Pair Corralation between Impax Environmental and AfriTin Mining
Assuming the 90 days trading horizon Impax Environmental Markets is expected to generate 0.2 times more return on investment than AfriTin Mining. However, Impax Environmental Markets is 4.96 times less risky than AfriTin Mining. It trades about -0.03 of its potential returns per unit of risk. AfriTin Mining is currently generating about -0.19 per unit of risk. If you would invest 39,150 in Impax Environmental Markets on October 4, 2024 and sell it today you would lose (650.00) from holding Impax Environmental Markets or give up 1.66% of portfolio value over 90 days.

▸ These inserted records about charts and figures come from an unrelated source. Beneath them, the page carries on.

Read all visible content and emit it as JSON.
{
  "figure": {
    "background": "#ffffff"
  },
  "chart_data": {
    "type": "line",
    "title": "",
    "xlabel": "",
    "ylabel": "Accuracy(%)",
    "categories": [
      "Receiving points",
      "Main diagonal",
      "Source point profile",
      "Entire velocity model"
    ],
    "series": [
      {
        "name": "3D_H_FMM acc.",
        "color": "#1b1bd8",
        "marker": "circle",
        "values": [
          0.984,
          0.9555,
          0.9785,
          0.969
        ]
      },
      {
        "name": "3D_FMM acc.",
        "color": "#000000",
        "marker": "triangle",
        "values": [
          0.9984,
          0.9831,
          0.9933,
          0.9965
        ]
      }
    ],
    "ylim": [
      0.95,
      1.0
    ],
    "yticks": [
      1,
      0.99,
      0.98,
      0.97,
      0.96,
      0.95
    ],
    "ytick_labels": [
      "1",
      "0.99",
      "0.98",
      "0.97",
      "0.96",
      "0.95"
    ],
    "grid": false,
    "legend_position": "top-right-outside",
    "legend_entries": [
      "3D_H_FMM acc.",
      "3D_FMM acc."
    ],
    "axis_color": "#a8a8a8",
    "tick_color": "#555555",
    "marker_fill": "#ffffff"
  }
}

Time Period | 3 Months [change] |
Direction | Moves Together |
Strength | Significant |
Accuracy | 100.0% |
Values | Daily Returns |
Impax Environmental Markets vs. AfriTin Mining
Performance |
Timeline |
Impax Environmental |
AfriTin Mining |
Impax Environmental and AfriTin Mining Volatility Contrast
Predicted Return Density |
Returns |
Pair Trading with Impax Environmental and AfriTin Mining
The main advantage of trading using opposite Impax Environmental and AfriTin Mining positions is that it hedges away some unsystematic risk. Because of two separate transactions, even if Impax Environmental position performs unexpectedly, AfriTin Mining can make up some of the losses. Pair trading also minimizes risk from directional movements in the market. For example, if an entire industry or sector drops because of unexpected headlines, the short position in AfriTin Mining will offset losses from the drop in AfriTin Mining's long position.Impax Environmental vs. Berkshire Hathaway | Impax Environmental vs. Samsung Electronics Co | Impax Environmental vs. Samsung Electronics Co | Impax Environmental vs. Chocoladefabriken Lindt Spruengli |
AfriTin Mining vs. Accsys Technologies PLC | AfriTin Mining vs. Creo Medical Group | AfriTin Mining vs. SMA Solar Technology | AfriTin Mining vs. PureTech Health plc |
Check out your portfolio center.Note that this page's information should be used as a complementary analysis to find the right mix of equity instruments to add to your existing portfolios or create a brand new portfolio. You can also try the Portfolio Manager module to state of the art Portfolio Manager to monitor and improve performance of your invested capital.